-Pay inequity, people who are doing the same job are getting paid less than others with the same amount of experience. My colleague and I both have the same degree level and experience and she was paid 30K less than I was on an annual basis.
-Bonuses are not paid out on time. The first bonus we received was paid out during the wrong pay period and then second one was paid on the last possible day that they were legally obligated to pay out. Keep in mind half of the team got their bonus before the others.
-Management is not supportive. They will allow other departments to mandate things from you and will allow them to disrespect you and the hard work you are continuing to put in.
-The company does things behind your back. The company hired all the TAS as remote workers and plans to transition everyone back into the office but no one knows this is happening. The only reason we were informed is because someone decided to move out of state and was forced to leave. Some of the TAS work hours away from the offices they are in and they are basically going to force people to quit who cannot commute to their offices.
-There is no maternity leave. When I was recruited and hired on I was informed that they had maternity leave, granted the recruiter speaking to me works in Texas and in Texas the state mandates maternity leave.
-Management does not treat everyone equally. The good workers get forced to help the people who are slacking instead of management developing goals and helping the people who are struggling become better recruiters they are consistently just giving their work to people who are good at their jobs.
- When taking PTO you are expected to bring your computer/phone with you to be available to check your emails at least once a day. And it is up to the employee to find your backup not management.
-There is no development available. Management does not work with you to create a blueprint of your career and does not help with any feedback. During 1:1 Calls the manager will ask if there is anything you want to talk about, when you mention development or what you could do better or any feedback you just get told your doing great and that is the end of the conversation.
-Management has no respect of employee workload. You will constantly get voluntold on testing for systems even though you are at full capacity. They will expect you to find time to test out new systems or programs when they aren't even ready to be rolled out.

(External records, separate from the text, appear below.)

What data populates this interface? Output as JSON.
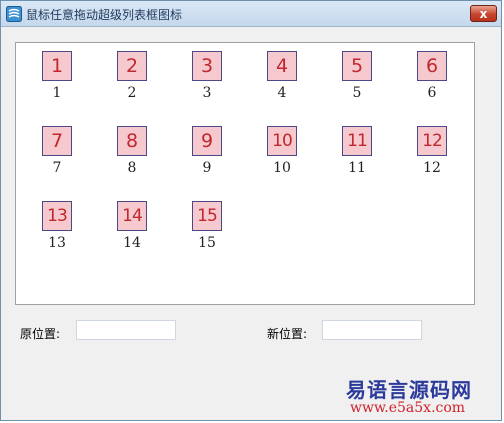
{
  "window": {
    "title": "鼠标任意拖动超级列表框图标",
    "close_label": "x",
    "icon": "app-icon"
  },
  "listview": {
    "items": [
      {
        "icon_text": "1",
        "label": "1"
      },
      {
        "icon_text": "2",
        "label": "2"
      },
      {
        "icon_text": "3",
        "label": "3"
      },
      {
        "icon_text": "4",
        "label": "4"
      },
      {
        "icon_text": "5",
        "label": "5"
      },
      {
        "icon_text": "6",
        "label": "6"
      },
      {
        "icon_text": "7",
        "label": "7"
      },
      {
        "icon_text": "8",
        "label": "8"
      },
      {
        "icon_text": "9",
        "label": "9"
      },
      {
        "icon_text": "10",
        "label": "10"
      },
      {
        "icon_text": "11",
        "label": "11"
      },
      {
        "icon_text": "12",
        "label": "12"
      },
      {
        "icon_text": "13",
        "label": "13"
      },
      {
        "icon_text": "14",
        "label": "14"
      },
      {
        "icon_text": "15",
        "label": "15"
      }
    ]
  },
  "form": {
    "original_position_label": "原位置:",
    "original_position_value": "",
    "new_position_label": "新位置:",
    "new_position_value": ""
  },
  "watermark": {
    "site_name": "易语言源码网",
    "url": "www.e5a5x.com"
  },
  "colors": {
    "icon_fill": "#f6c9cf",
    "icon_text": "#c0282f",
    "icon_border": "#4c4a86",
    "watermark_blue": "#2c3a9c",
    "watermark_red": "#d0202e"
  }
}
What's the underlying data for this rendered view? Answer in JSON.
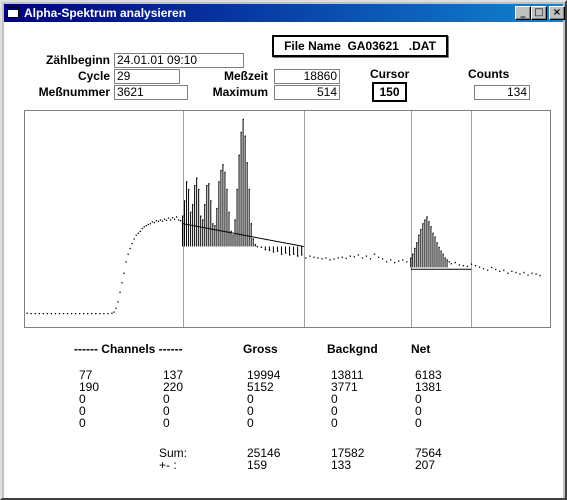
{
  "window": {
    "title": "Alpha-Spektrum analysieren",
    "buttons": {
      "minimize": "_",
      "maximize": "□",
      "close": "×"
    }
  },
  "file": {
    "label": "File Name",
    "value": "GA03621   .DAT"
  },
  "fields": {
    "zaehlbeginn": {
      "label": "Zählbeginn",
      "value": "24.01.01 09:10"
    },
    "cycle": {
      "label": "Cycle",
      "value": "29"
    },
    "messnummer": {
      "label": "Meßnummer",
      "value": "3621"
    },
    "messzeit": {
      "label": "Meßzeit",
      "value": "18860"
    },
    "maximum": {
      "label": "Maximum",
      "value": "514"
    },
    "cursor": {
      "label": "Cursor",
      "value": "150"
    },
    "counts": {
      "label": "Counts",
      "value": "134"
    }
  },
  "chart_data": {
    "type": "scatter",
    "title": "",
    "xlim": [
      0,
      255
    ],
    "ylim": [
      0,
      520
    ],
    "region_markers": [
      77,
      137,
      190,
      220
    ],
    "baseline_lines": [
      {
        "x1": 77,
        "y1": 240,
        "x2": 137,
        "y2": 180
      },
      {
        "x1": 190,
        "y1": 120,
        "x2": 220,
        "y2": 120
      }
    ],
    "points": [
      [
        0,
        5
      ],
      [
        2,
        4
      ],
      [
        4,
        4
      ],
      [
        6,
        4
      ],
      [
        8,
        4
      ],
      [
        10,
        4
      ],
      [
        12,
        4
      ],
      [
        14,
        4
      ],
      [
        16,
        4
      ],
      [
        18,
        4
      ],
      [
        20,
        4
      ],
      [
        22,
        4
      ],
      [
        24,
        4
      ],
      [
        26,
        4
      ],
      [
        28,
        4
      ],
      [
        30,
        4
      ],
      [
        32,
        4
      ],
      [
        34,
        4
      ],
      [
        36,
        4
      ],
      [
        38,
        4
      ],
      [
        40,
        4
      ],
      [
        42,
        5
      ],
      [
        43,
        8
      ],
      [
        44,
        18
      ],
      [
        45,
        35
      ],
      [
        46,
        60
      ],
      [
        47,
        85
      ],
      [
        48,
        110
      ],
      [
        49,
        140
      ],
      [
        50,
        160
      ],
      [
        51,
        175
      ],
      [
        52,
        188
      ],
      [
        53,
        200
      ],
      [
        54,
        210
      ],
      [
        55,
        215
      ],
      [
        56,
        220
      ],
      [
        57,
        228
      ],
      [
        58,
        232
      ],
      [
        59,
        235
      ],
      [
        60,
        238
      ],
      [
        61,
        240
      ],
      [
        62,
        245
      ],
      [
        63,
        243
      ],
      [
        64,
        248
      ],
      [
        65,
        246
      ],
      [
        66,
        250
      ],
      [
        67,
        247
      ],
      [
        68,
        252
      ],
      [
        69,
        249
      ],
      [
        70,
        255
      ],
      [
        71,
        250
      ],
      [
        72,
        256
      ],
      [
        73,
        252
      ],
      [
        74,
        258
      ],
      [
        75,
        250
      ],
      [
        76,
        248
      ],
      [
        77,
        260
      ],
      [
        78,
        300
      ],
      [
        79,
        350
      ],
      [
        80,
        330
      ],
      [
        81,
        270
      ],
      [
        82,
        290
      ],
      [
        83,
        340
      ],
      [
        84,
        360
      ],
      [
        85,
        330
      ],
      [
        86,
        260
      ],
      [
        87,
        250
      ],
      [
        88,
        290
      ],
      [
        89,
        340
      ],
      [
        90,
        345
      ],
      [
        91,
        300
      ],
      [
        92,
        240
      ],
      [
        93,
        235
      ],
      [
        94,
        280
      ],
      [
        95,
        350
      ],
      [
        96,
        380
      ],
      [
        97,
        395
      ],
      [
        98,
        375
      ],
      [
        99,
        330
      ],
      [
        100,
        270
      ],
      [
        101,
        220
      ],
      [
        102,
        210
      ],
      [
        103,
        250
      ],
      [
        104,
        330
      ],
      [
        105,
        420
      ],
      [
        106,
        480
      ],
      [
        107,
        514
      ],
      [
        108,
        470
      ],
      [
        109,
        400
      ],
      [
        110,
        330
      ],
      [
        111,
        240
      ],
      [
        112,
        200
      ],
      [
        113,
        185
      ],
      [
        114,
        180
      ],
      [
        116,
        178
      ],
      [
        118,
        172
      ],
      [
        120,
        170
      ],
      [
        122,
        166
      ],
      [
        124,
        168
      ],
      [
        126,
        160
      ],
      [
        128,
        163
      ],
      [
        130,
        158
      ],
      [
        132,
        160
      ],
      [
        134,
        155
      ],
      [
        136,
        158
      ],
      [
        138,
        150
      ],
      [
        140,
        155
      ],
      [
        142,
        152
      ],
      [
        144,
        150
      ],
      [
        146,
        148
      ],
      [
        148,
        150
      ],
      [
        150,
        145
      ],
      [
        152,
        147
      ],
      [
        154,
        150
      ],
      [
        156,
        152
      ],
      [
        158,
        149
      ],
      [
        160,
        155
      ],
      [
        162,
        153
      ],
      [
        164,
        158
      ],
      [
        166,
        150
      ],
      [
        168,
        155
      ],
      [
        170,
        148
      ],
      [
        172,
        160
      ],
      [
        174,
        152
      ],
      [
        176,
        148
      ],
      [
        178,
        140
      ],
      [
        180,
        145
      ],
      [
        182,
        138
      ],
      [
        184,
        142
      ],
      [
        186,
        145
      ],
      [
        188,
        140
      ],
      [
        190,
        150
      ],
      [
        191,
        160
      ],
      [
        192,
        175
      ],
      [
        193,
        190
      ],
      [
        194,
        210
      ],
      [
        195,
        225
      ],
      [
        196,
        240
      ],
      [
        197,
        250
      ],
      [
        198,
        258
      ],
      [
        199,
        245
      ],
      [
        200,
        232
      ],
      [
        201,
        215
      ],
      [
        202,
        205
      ],
      [
        203,
        190
      ],
      [
        204,
        178
      ],
      [
        205,
        168
      ],
      [
        206,
        160
      ],
      [
        207,
        150
      ],
      [
        208,
        145
      ],
      [
        209,
        140
      ],
      [
        210,
        135
      ],
      [
        212,
        138
      ],
      [
        214,
        132
      ],
      [
        216,
        130
      ],
      [
        218,
        128
      ],
      [
        220,
        134
      ],
      [
        222,
        130
      ],
      [
        224,
        126
      ],
      [
        226,
        122
      ],
      [
        228,
        118
      ],
      [
        230,
        125
      ],
      [
        232,
        120
      ],
      [
        234,
        115
      ],
      [
        236,
        118
      ],
      [
        238,
        110
      ],
      [
        240,
        115
      ],
      [
        242,
        112
      ],
      [
        244,
        108
      ],
      [
        246,
        112
      ],
      [
        248,
        105
      ],
      [
        250,
        110
      ],
      [
        252,
        108
      ],
      [
        254,
        104
      ]
    ]
  },
  "table": {
    "headers": [
      "------ Channels ------",
      "Gross",
      "Backgnd",
      "Net"
    ],
    "rows": [
      [
        "77",
        "137",
        "19994",
        "13811",
        "6183"
      ],
      [
        "190",
        "220",
        "5152",
        "3771",
        "1381"
      ],
      [
        "0",
        "0",
        "0",
        "0",
        "0"
      ],
      [
        "0",
        "0",
        "0",
        "0",
        "0"
      ],
      [
        "0",
        "0",
        "0",
        "0",
        "0"
      ]
    ],
    "sum": {
      "label": "Sum:",
      "gross": "25146",
      "backgnd": "17582",
      "net": "7564"
    },
    "error": {
      "label": "+- :",
      "gross": "159",
      "backgnd": "133",
      "net": "207"
    }
  }
}
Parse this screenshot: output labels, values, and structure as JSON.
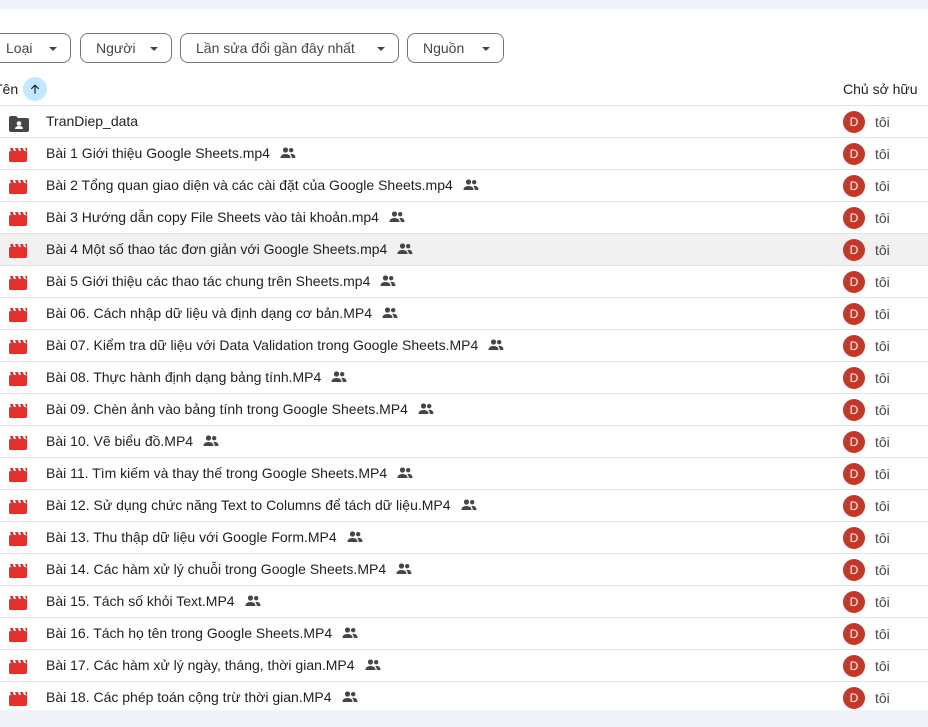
{
  "filters": {
    "type_label": "Loại",
    "people_label": "Người",
    "modified_label": "Lần sửa đổi gần đây nhất",
    "source_label": "Nguồn"
  },
  "columns": {
    "name": "Tên",
    "owner": "Chủ sở hữu"
  },
  "colors": {
    "avatar": "#c0392b",
    "video_icon": "#e5312b",
    "sort_bg": "#c2e7ff"
  },
  "rows": [
    {
      "name": "TranDiep_data",
      "icon": "shared-folder-icon",
      "owner_initial": "D",
      "owner": "tôi",
      "shared": false
    },
    {
      "name": "Bài 1 Giới thiệu Google Sheets.mp4",
      "icon": "video-file-icon",
      "owner_initial": "D",
      "owner": "tôi",
      "shared": true
    },
    {
      "name": "Bài 2 Tổng quan giao diện và các cài đặt của Google Sheets.mp4",
      "icon": "video-file-icon",
      "owner_initial": "D",
      "owner": "tôi",
      "shared": true
    },
    {
      "name": "Bài 3 Hướng dẫn copy File Sheets vào tài khoản.mp4",
      "icon": "video-file-icon",
      "owner_initial": "D",
      "owner": "tôi",
      "shared": true
    },
    {
      "name": "Bài 4 Một số thao tác đơn giản với Google Sheets.mp4",
      "icon": "video-file-icon",
      "owner_initial": "D",
      "owner": "tôi",
      "shared": true
    },
    {
      "name": "Bài 5 Giới thiệu các thao tác chung trên Sheets.mp4",
      "icon": "video-file-icon",
      "owner_initial": "D",
      "owner": "tôi",
      "shared": true
    },
    {
      "name": "Bài 06. Cách nhập dữ liệu và định dạng cơ bản.MP4",
      "icon": "video-file-icon",
      "owner_initial": "D",
      "owner": "tôi",
      "shared": true
    },
    {
      "name": "Bài 07. Kiểm tra dữ liệu với Data Validation trong Google Sheets.MP4",
      "icon": "video-file-icon",
      "owner_initial": "D",
      "owner": "tôi",
      "shared": true
    },
    {
      "name": "Bài 08. Thực hành định dạng bảng tính.MP4",
      "icon": "video-file-icon",
      "owner_initial": "D",
      "owner": "tôi",
      "shared": true
    },
    {
      "name": "Bài 09. Chèn ảnh vào bảng tính trong Google Sheets.MP4",
      "icon": "video-file-icon",
      "owner_initial": "D",
      "owner": "tôi",
      "shared": true
    },
    {
      "name": "Bài 10. Vẽ biểu đồ.MP4",
      "icon": "video-file-icon",
      "owner_initial": "D",
      "owner": "tôi",
      "shared": true
    },
    {
      "name": "Bài 11. Tìm kiếm và thay thế trong Google Sheets.MP4",
      "icon": "video-file-icon",
      "owner_initial": "D",
      "owner": "tôi",
      "shared": true
    },
    {
      "name": "Bài 12. Sử dụng chức năng Text to Columns để tách dữ liệu.MP4",
      "icon": "video-file-icon",
      "owner_initial": "D",
      "owner": "tôi",
      "shared": true
    },
    {
      "name": "Bài 13. Thu thập dữ liệu với Google Form.MP4",
      "icon": "video-file-icon",
      "owner_initial": "D",
      "owner": "tôi",
      "shared": true
    },
    {
      "name": "Bài 14. Các hàm xử lý chuỗi trong Google Sheets.MP4",
      "icon": "video-file-icon",
      "owner_initial": "D",
      "owner": "tôi",
      "shared": true
    },
    {
      "name": "Bài 15. Tách số khỏi Text.MP4",
      "icon": "video-file-icon",
      "owner_initial": "D",
      "owner": "tôi",
      "shared": true
    },
    {
      "name": "Bài 16. Tách họ tên trong Google Sheets.MP4",
      "icon": "video-file-icon",
      "owner_initial": "D",
      "owner": "tôi",
      "shared": true
    },
    {
      "name": "Bài 17. Các hàm xử lý ngày, tháng, thời gian.MP4",
      "icon": "video-file-icon",
      "owner_initial": "D",
      "owner": "tôi",
      "shared": true
    },
    {
      "name": "Bài 18. Các phép toán cộng trừ thời gian.MP4",
      "icon": "video-file-icon",
      "owner_initial": "D",
      "owner": "tôi",
      "shared": true
    }
  ]
}
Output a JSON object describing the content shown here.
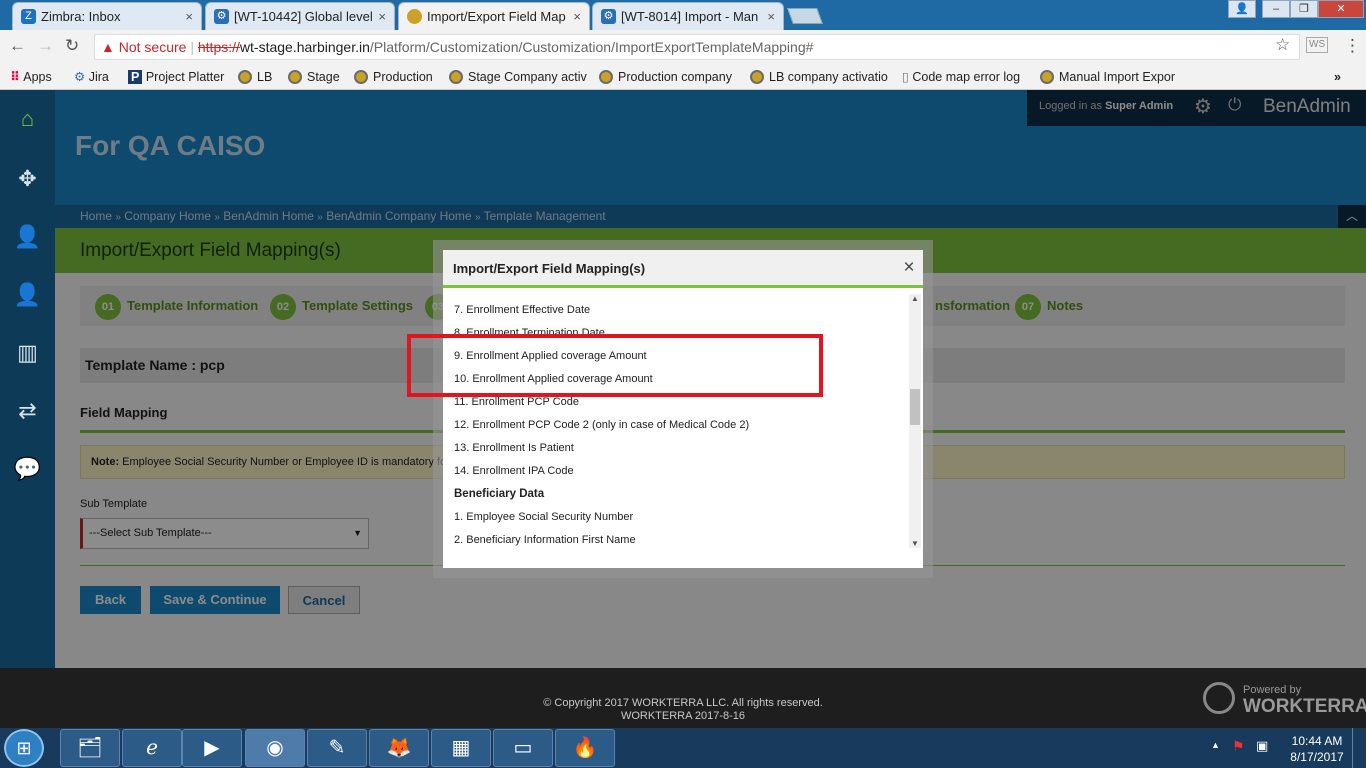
{
  "browser": {
    "tabs": [
      {
        "label": "Zimbra: Inbox",
        "icon": "Z"
      },
      {
        "label": "[WT-10442] Global level",
        "icon": "jira"
      },
      {
        "label": "Import/Export Field Map",
        "icon": "page",
        "active": true
      },
      {
        "label": "[WT-8014] Import - Man",
        "icon": "jira"
      }
    ],
    "security_label": "Not secure",
    "url_scheme": "https://",
    "url_host": "wt-stage.harbinger.in",
    "url_path": "/Platform/Customization/Customization/ImportExportTemplateMapping#",
    "bookmarks": [
      "Apps",
      "Jira",
      "Project Platter",
      "LB",
      "Stage",
      "Production",
      "Stage Company activ",
      "Production company",
      "LB company activatio",
      "Code map error log",
      "Manual Import Expor"
    ],
    "bookmarks_more": "»"
  },
  "header": {
    "company": "For QA CAISO",
    "logged_in_prefix": "Logged in as",
    "logged_in_user": "Super Admin",
    "app_name": "BenAdmin"
  },
  "breadcrumb": [
    "Home",
    "Company Home",
    "BenAdmin Home",
    "BenAdmin Company Home",
    "Template Management"
  ],
  "breadcrumb_sep": "»",
  "page": {
    "title": "Import/Export Field Mapping(s)",
    "steps": [
      {
        "num": "01",
        "label": "Template Information"
      },
      {
        "num": "02",
        "label": "Template Settings"
      },
      {
        "num": "03",
        "label": ""
      },
      {
        "label": "nsformation"
      },
      {
        "num": "07",
        "label": "Notes"
      }
    ],
    "template_name": "Template Name : pcp",
    "field_mapping": "Field Mapping",
    "note_label": "Note:",
    "note_text": "Employee Social Security Number or Employee ID is mandatory fo",
    "sub_template_label": "Sub Template",
    "sub_template_placeholder": "---Select Sub Template---",
    "buttons": {
      "back": "Back",
      "save": "Save & Continue",
      "cancel": "Cancel"
    }
  },
  "modal": {
    "title": "Import/Export Field Mapping(s)",
    "close": "×",
    "items": [
      {
        "text": "7. Enrollment Effective Date"
      },
      {
        "text": "8. Enrollment Termination Date"
      },
      {
        "text": "9. Enrollment Applied coverage Amount"
      },
      {
        "text": "10. Enrollment Applied coverage Amount"
      },
      {
        "text": "11. Enrollment PCP Code"
      },
      {
        "text": "12. Enrollment PCP Code 2 (only in case of Medical Code 2)"
      },
      {
        "text": "13. Enrollment Is Patient"
      },
      {
        "text": "14. Enrollment IPA Code"
      },
      {
        "text": "Beneficiary Data",
        "section": true
      },
      {
        "text": "1. Employee Social Security Number"
      },
      {
        "text": "2. Beneficiary Information First Name"
      }
    ],
    "scroll_position": 0.43
  },
  "footer": {
    "copyright": "© Copyright 2017 WORKTERRA LLC. All rights reserved.",
    "version": "WORKTERRA 2017-8-16",
    "powered_by": "Powered by",
    "brand": "WORKTERRA"
  },
  "taskbar": {
    "time": "10:44 AM",
    "date": "8/17/2017"
  },
  "colors": {
    "accent_blue": "#1a87c8",
    "accent_green": "#7ec23e",
    "highlight_red": "#e0151f",
    "nav_dark": "#0d3a57"
  }
}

-When new systems or processes are rolled out you have very little time to prepare or even learn about them. We were told the Sunday night before that on Monday a new system would be rolling out and we would need to do things in different steps. The roll out was in December and we are still having issues that are not able to be fixed.
-Management is not available for help or guidance. Managers are constantly "in meetings" or "busy" on teams and when you have questions you have to rely on your peers that they know the answer or we go by the motto "they cant fire all of us" which means we are all probably doing it wrong but no one can get the correct answer for the question.
-They will change things and not inform you and then when you continue to do the process the way you have been doing it they tell you, you are doing it wrong but not how to do it correctly.